Plusieurs de ces compagnies se sont déjà engagées à utiliser, en 2030, des bouteilles composées à 50 % de PET recyclés, alors que Nestlé prévoit d’atteindre cette cible en 2025. « Cela suscitera une demande éventuelle de plus de 3,3 milliards de livres de plastique par année, c’est un marché immense », avance Nelson Switzer.
Les ententes prévoient que le sigle « Loop » apparaîtra sur les emballages ainsi produits pour que les consommateurs puissent faire le choix « de solutions durables pour résoudre la crise du plastique », explique le porte-parole de Loop Industries.

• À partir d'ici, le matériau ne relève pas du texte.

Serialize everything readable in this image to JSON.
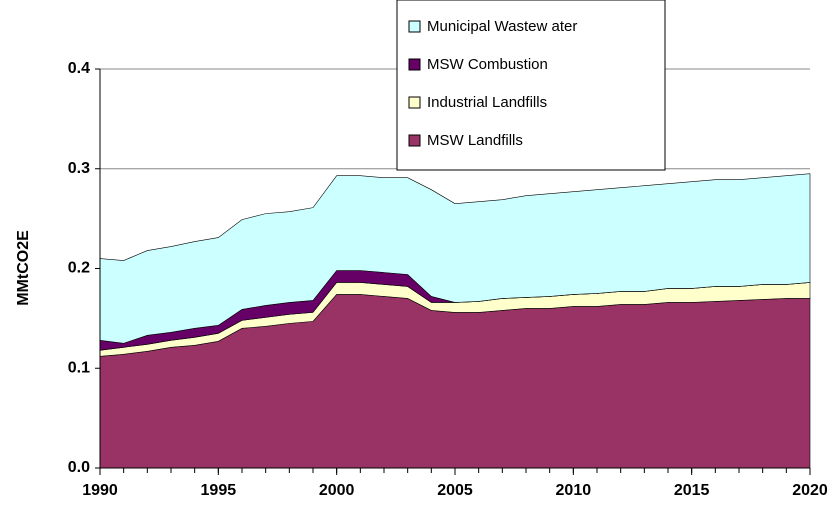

Au Canada, seulement 800 000 des 4,5 millions de tonnes de PET produites chaque année sont récupérées, selon ce dernier. De nombreuses autres start-ups américaines, allemandes et japonaises se disputent aussi ce marché naissant.
Des cibles ambitieuses
L’année dernière, au Sommet de Charlevoix, les pays du G7 se sont donné comme objectif la récupération de 100 % des plastiques produits et 55 % d’ici 2030. Inutile de dire qu’avec seulement 7 % des 480 milliards de bouteilles de plastique vendues chaque année dans le monde qui prennent le chemin du recyclage, on est encore loin du compte.
La jeune entreprise Pyrowave, de Valleyfield, ainsi que Polystyvert étaient aussi sur les rangs à Paris pour faire connaître leurs procédés de recyclage du polystyrène (PS), ce plastique à usage unique (gobelets à café, contenants de nourriture à emporter, etc.) « non recyclable » et boudé par la plupart des programmes de récupération municipaux.
« On veut se positionner à l’échelle mondiale, car cette solution est applicable dans tous les marchés. On souhaite implanter de petits modules, gros comme un conteneur, qui permettent de traiter sur place les polystyrènes, tant dans des centres de tri que dans n’importe quelle usine », explique Virginie Bussières, vice-présidente communications et marketing, porte-parole de cette start-up fondée par trois ingénieurs de Polytechnique.
Réduit à l’état de granules après dissolution dans une huile, le polystyrène ainsi récupéré peut être facilement transporté et réintroduit dans la fabrication de nouveaux plastiques.
C’est à l’invitation de Éco Entreprises Québec (EEQ) et de son vis-à-vis français Citeo que tous ces joueurs étaient réunis. «Avec CITEO, notre équivalent français, on veut faire comprendre que l’avenir se trouve dans des solutions innovantes de recyclage. Le secteur de l’alimentation est à l’origine de 60% des emballages plastiques produits dans le monde », explique au Devoir Maryse Vermette, p.-d.g. de EEQ, jointe à Paris.
La clé se trouve non seulement dans les technologies disponibles, mais dans le maillage de ces jeunes compagnies avec des investisseurs potentiels, capables de fournir le capital nécessaire pour propulser des alliances commerciales, dit-elle.
Pour l’instant, la chaîne du recyclage du plastique demeure grandement problématique au Québec comme ailleurs dans le monde. Si le taux de récupération du plastique dans les centres de tri atteint 35% au Québec, selon Mme Vermette, une part ténue est réellement recyclée.
« Il y a des investissements à faire pour éviter ce qu’on a vécu avec la fermeture des marchés asiatiques [à nos matières récupérées]. Cette industrie n’est pas encadrée, on ne sait pas quelle quantité de plastique est recyclée et où elle va. C’est pourquoi il faut miser sur des technologies qui visent à remplacer l’apport de matières premières à la source, notamment en les remplaçant par des polymères recyclés. »
À l’heure actuelle, EEQ offre un crédit aux entreprises qui utilisent du plastique recyclé dans la conception de leurs emballages. Mais aucune loi n’oblige à introduire un pourcentage minimal de matières récupérées dans la fabrication des produits plastiques au Canada et aux États-Unis.